56631 – duplicated sse code in switch

Bug 56631 - duplicated sse code in switch

Summary: duplicated sse code in switch

Status:	RESOLVED FIXED

Alias:	None

Product:	gcc
Classification:	Unclassified
Component:	tree-optimization (show other bugs)
Version:	unknown

Importance:	P3 normal
Target Milestone:	---
Assignee:	Not yet assigned to anyone

URL:
Keywords:	missed-optimization

Depends on:
Blocks:

Reported:	2013-03-16 11:34 UTC by Ondrej Bilka
Modified:	2021-12-05 10:37 UTC (History)
CC List:	0 users

See Also:
Host:
Target:	x86_64--
Build:
Known to work:	7.1.0
Known to fail:	5.1.0, 6.4.0
Last reconfirmed:

Attachments
testcase (439 bytes, text/x-csrc) 2013-03-16 11:36 UTC, Ondrej Bilka	Details
View All Add an attachment (proposed patch, testcase, etc.)

Note You need to log in before you can comment on or make changes to this bug.

Description Ondrej Bilka 2013-03-16 11:34:51 UTC

Consider attached testcase. When compiled with -Os,-O2,-O3 it duplicates zeroing xmm1 register across all branches. Moving zeroing before braches will save space.
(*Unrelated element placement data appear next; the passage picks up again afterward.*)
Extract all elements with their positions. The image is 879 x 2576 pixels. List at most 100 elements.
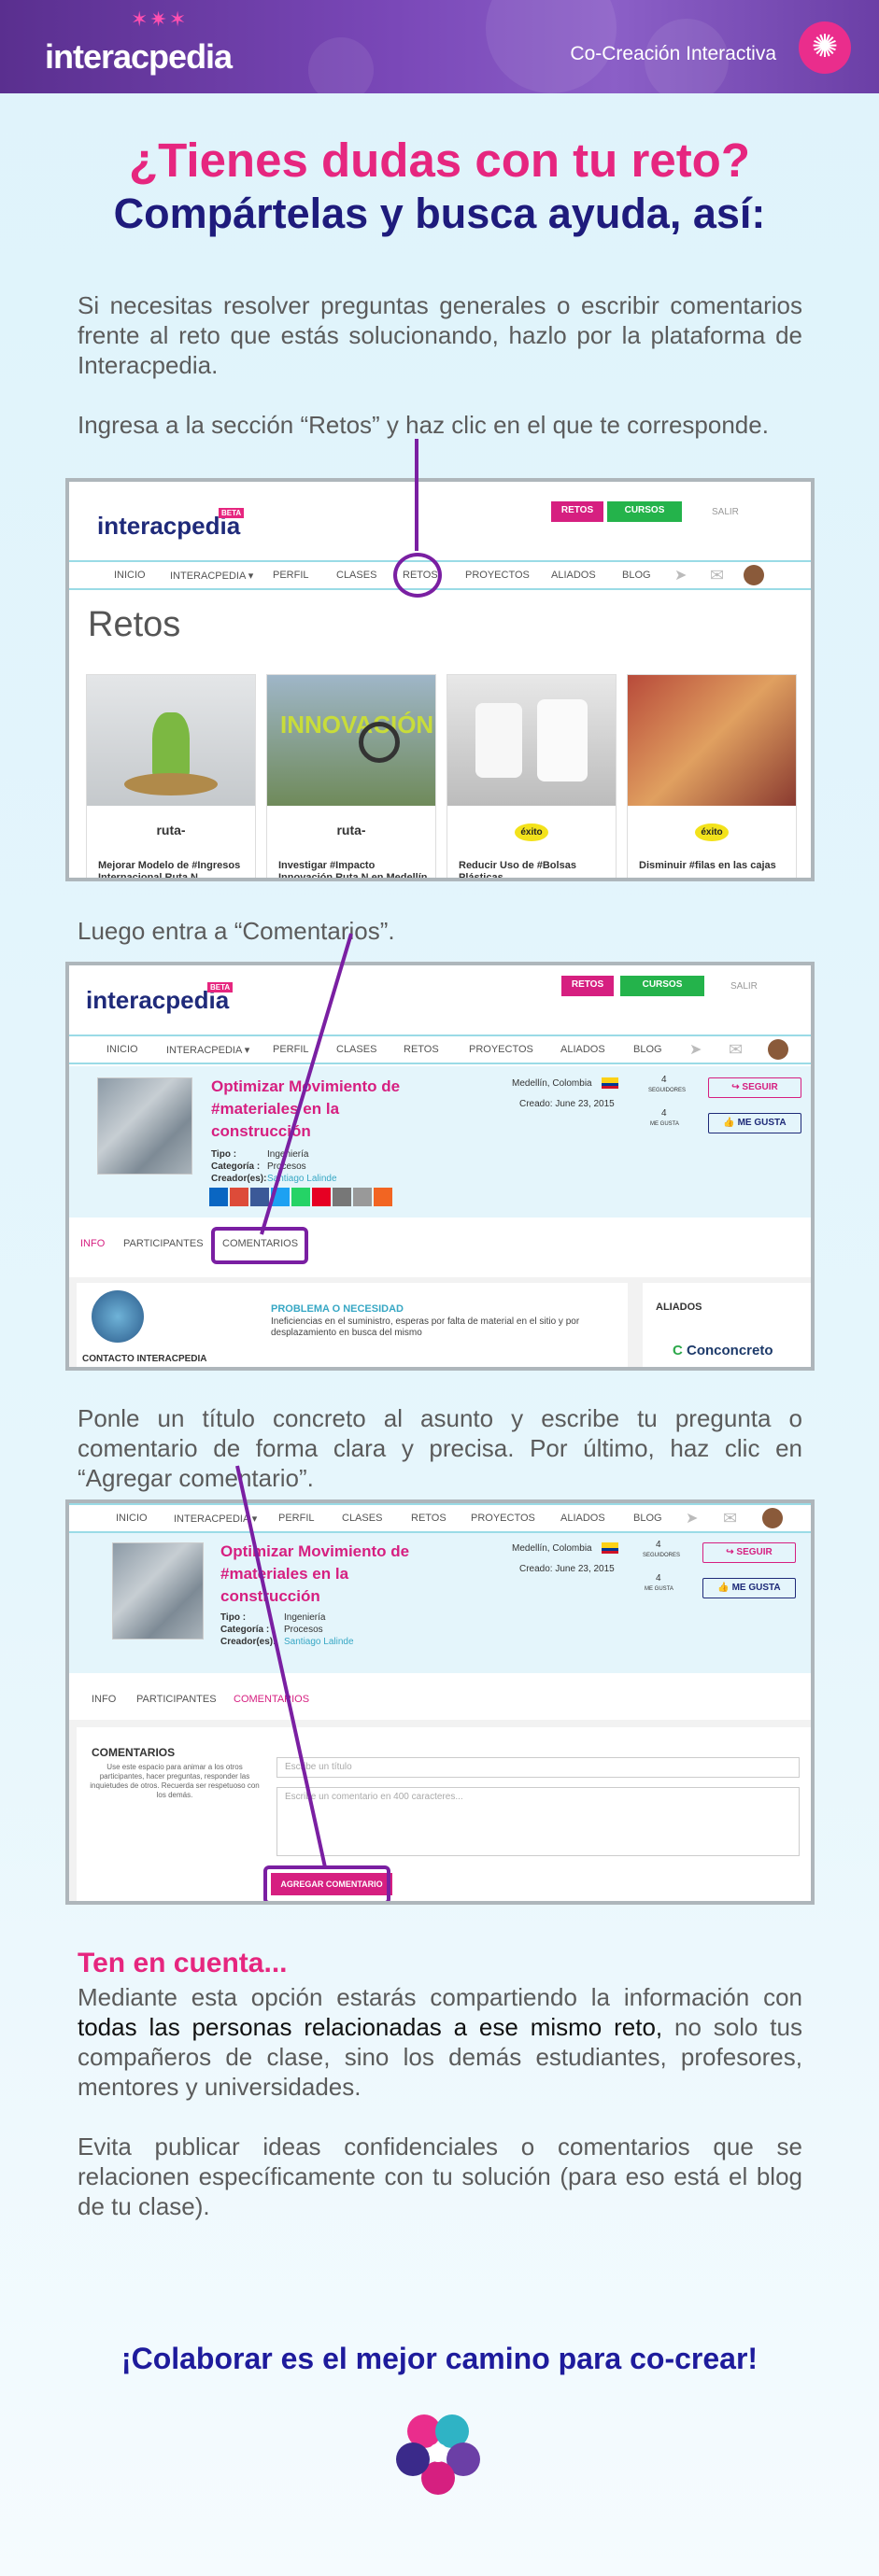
print-icon[interactable] <box>333 1188 351 1206</box>
tab-info[interactable]: INFO <box>92 1694 116 1705</box>
nav-perfil[interactable]: PERFIL <box>278 1513 315 1524</box>
comments-section: COMENTARIOS Use este espacio para animar… <box>69 1720 811 1901</box>
nav-proyectos[interactable]: PROYECTOS <box>471 1513 535 1524</box>
reto-card[interactable]: éxito Reducir Uso de #Bolsas Plásticas <box>447 674 617 878</box>
nav-retos[interactable]: RETOS <box>411 1513 447 1524</box>
retos-screenshot: interacpedia BETA RETOS CURSOS SALIR INI… <box>65 478 815 881</box>
nav-clases[interactable]: CLASES <box>336 1044 376 1055</box>
note-text: Mediante esta opción estarás compartiend… <box>78 1983 802 2011</box>
seguir-button[interactable]: ↪ SEGUIR <box>702 1542 796 1563</box>
problem-text: Ineficiencias en el suministro, esperas … <box>271 1316 580 1338</box>
salir-link[interactable]: SALIR <box>712 507 739 517</box>
nav-interacpedia[interactable]: INTERACPEDIA ▾ <box>166 1044 249 1056</box>
nav-clases[interactable]: CLASES <box>336 570 376 581</box>
megusta-button[interactable]: 👍 ME GUSTA <box>708 1113 801 1133</box>
closing-message: ¡Colaborar es el mejor camino para co-cr… <box>121 2342 758 2375</box>
twitter-icon[interactable] <box>271 1188 290 1206</box>
brand-logo[interactable]: interacpedia <box>45 37 233 77</box>
mail-icon[interactable]: ✉ <box>729 1040 743 1060</box>
intro-text: Si necesitas resolver preguntas generale… <box>78 291 802 379</box>
avatar[interactable] <box>762 1508 783 1528</box>
cursos-button[interactable]: CURSOS <box>607 501 682 522</box>
card-brand: éxito <box>447 823 616 841</box>
likes-label: ME GUSTA <box>650 1121 679 1127</box>
note-paragraph-2: Evita publicar ideas confidenciales o co… <box>78 2133 802 2220</box>
challenge-title[interactable]: Optimizar Movimiento de #materiales en l… <box>220 1541 445 1608</box>
meta-label: Tipo : <box>211 1149 237 1160</box>
meta-value: Procesos <box>284 1625 323 1635</box>
interacpedia-flower-icon <box>396 2414 480 2495</box>
top-banner: ✶✷✶ interacpedia Co-Creación Interactiva… <box>0 0 879 93</box>
nav-aliados[interactable]: ALIADOS <box>551 570 596 581</box>
retos-button[interactable]: RETOS <box>561 976 614 996</box>
creator-link[interactable]: Santiago Lalinde <box>267 1173 337 1185</box>
facebook-icon[interactable] <box>250 1188 269 1206</box>
created-date: Creado: June 23, 2015 <box>519 1564 615 1574</box>
comment-body-textarea[interactable]: Escribe un comentario en 400 caracteres.… <box>276 1787 800 1856</box>
challenge-image <box>112 1542 204 1640</box>
logo-stars-icon: ✶✷✶ <box>131 7 189 31</box>
send-icon[interactable]: ➤ <box>674 566 687 584</box>
exito-logo: éxito <box>695 823 729 841</box>
agregar-highlight <box>263 1865 390 1901</box>
whatsapp-icon[interactable] <box>291 1188 310 1206</box>
creator-link[interactable]: Santiago Lalinde <box>284 1636 354 1648</box>
meta-value: Ingeniería <box>284 1612 326 1623</box>
megusta-button[interactable]: 👍 ME GUSTA <box>702 1578 796 1598</box>
nav-perfil[interactable]: PERFIL <box>273 1044 309 1055</box>
beta-badge: BETA <box>219 508 245 518</box>
cursos-button[interactable]: CURSOS <box>620 976 704 996</box>
contact-label: CONTACTO INTERACPEDIA <box>82 1354 207 1364</box>
meta-value: Ingeniería <box>267 1149 309 1160</box>
linkedin-icon[interactable] <box>209 1188 228 1206</box>
tab-participantes[interactable]: PARTICIPANTES <box>136 1694 217 1705</box>
seguir-button[interactable]: ↪ SEGUIR <box>708 1077 801 1098</box>
send-icon[interactable]: ➤ <box>689 1040 702 1059</box>
avatar[interactable] <box>768 1039 788 1060</box>
reto-card[interactable]: éxito Disminuir #filas en las cajas <box>627 674 797 878</box>
contact-avatar <box>92 1290 144 1343</box>
retos-button[interactable]: RETOS <box>551 501 603 522</box>
nav-inicio[interactable]: INICIO <box>116 1513 148 1524</box>
followers-label: SEGUIDORES <box>648 1088 687 1093</box>
nav-interacpedia[interactable]: INTERACPEDIA ▾ <box>174 1513 257 1525</box>
conconcreto-icon: C <box>673 1343 683 1358</box>
reto-card[interactable]: ruta- Mejorar Modelo de #Ingresos Intern… <box>86 674 256 878</box>
nav-inicio[interactable]: INICIO <box>114 570 146 581</box>
nav-proyectos[interactable]: PROYECTOS <box>465 570 530 581</box>
comment-title-input[interactable]: Escribe un título <box>276 1757 800 1778</box>
reto-card[interactable]: INNOVACIÓN ruta- Investigar #Impacto Inn… <box>266 674 436 878</box>
nav-blog[interactable]: BLOG <box>633 1513 662 1524</box>
tab-comentarios[interactable]: COMENTARIOS <box>234 1694 309 1705</box>
cocreation-star-icon: ✺ <box>799 21 851 74</box>
googleplus-icon[interactable] <box>230 1188 248 1206</box>
seguir-label: SEGUIR <box>736 1547 773 1557</box>
send-icon[interactable]: ➤ <box>686 1509 698 1527</box>
location: Medellín, Colombia <box>512 1078 592 1089</box>
salir-link[interactable]: SALIR <box>730 981 758 992</box>
ally-logo[interactable]: C Conconcreto <box>673 1343 773 1358</box>
nav-aliados[interactable]: ALIADOS <box>560 1044 605 1055</box>
card-brand: ruta- <box>336 823 366 838</box>
mail-icon[interactable]: ✉ <box>710 566 724 585</box>
avatar[interactable] <box>744 565 764 585</box>
nav-blog[interactable]: BLOG <box>622 570 651 581</box>
mail-icon[interactable]: ✉ <box>723 1509 737 1528</box>
nav-interacpedia[interactable]: INTERACPEDIA ▾ <box>170 570 253 582</box>
card-brand: ruta- <box>156 823 186 838</box>
nav-aliados[interactable]: ALIADOS <box>560 1513 605 1524</box>
challenge-title[interactable]: Optimizar Movimiento de #materiales en l… <box>211 1076 435 1143</box>
email-share-icon[interactable] <box>353 1188 372 1206</box>
tab-participantes[interactable]: PARTICIPANTES <box>123 1238 204 1249</box>
nav-blog[interactable]: BLOG <box>633 1044 662 1055</box>
nav-clases[interactable]: CLASES <box>342 1513 382 1524</box>
tab-info[interactable]: INFO <box>80 1238 105 1249</box>
nav-retos[interactable]: RETOS <box>404 1044 439 1055</box>
nav-inicio[interactable]: INICIO <box>106 1044 138 1055</box>
nav-proyectos[interactable]: PROYECTOS <box>469 1044 533 1055</box>
more-share-icon[interactable] <box>374 1188 392 1206</box>
colombia-flag-icon <box>602 1077 618 1089</box>
nav-perfil[interactable]: PERFIL <box>273 570 309 581</box>
decor-bubble <box>308 37 374 93</box>
pinterest-icon[interactable] <box>312 1188 331 1206</box>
Relevant assembly at -Os is

  jmp *.L19(,%rax,8)
  .section  .rodata
  .align 8
  .align 4
.L19:
  .quad .L21
  .quad .L4
  .quad .L5
snip 

.L21:
  xorps %xmm1, %xmm1
.L38:
  movaps  %xmm0, %xmm2
  pcmpeqb %xmm1, %xmm2
  pmovmskb  %xmm2, %eax
  testl %eax, %eax
  jne .L1
.L2:
  movdqu  %xmm0, (%rdi)
  addq  $64, %rdi
  movups  64(%rsi), %xmm0
  addq  $64, %rsi
  jmp .L38
.L4:
  xorps %xmm1, %xmm1
  incq  %rdi
.L23:
snip
.L5:
  xorps %xmm1, %xmm1
  addq  $2, %rdi

Comment 1 Ondrej Bilka 2013-03-16 11:36:04 UTC

Created attachment 29678 [details]
testcase

Comment 2 Andrew Pinski 2021-12-05 10:37:12 UTC

Fixed in GCC 7 by an extra copy loop header.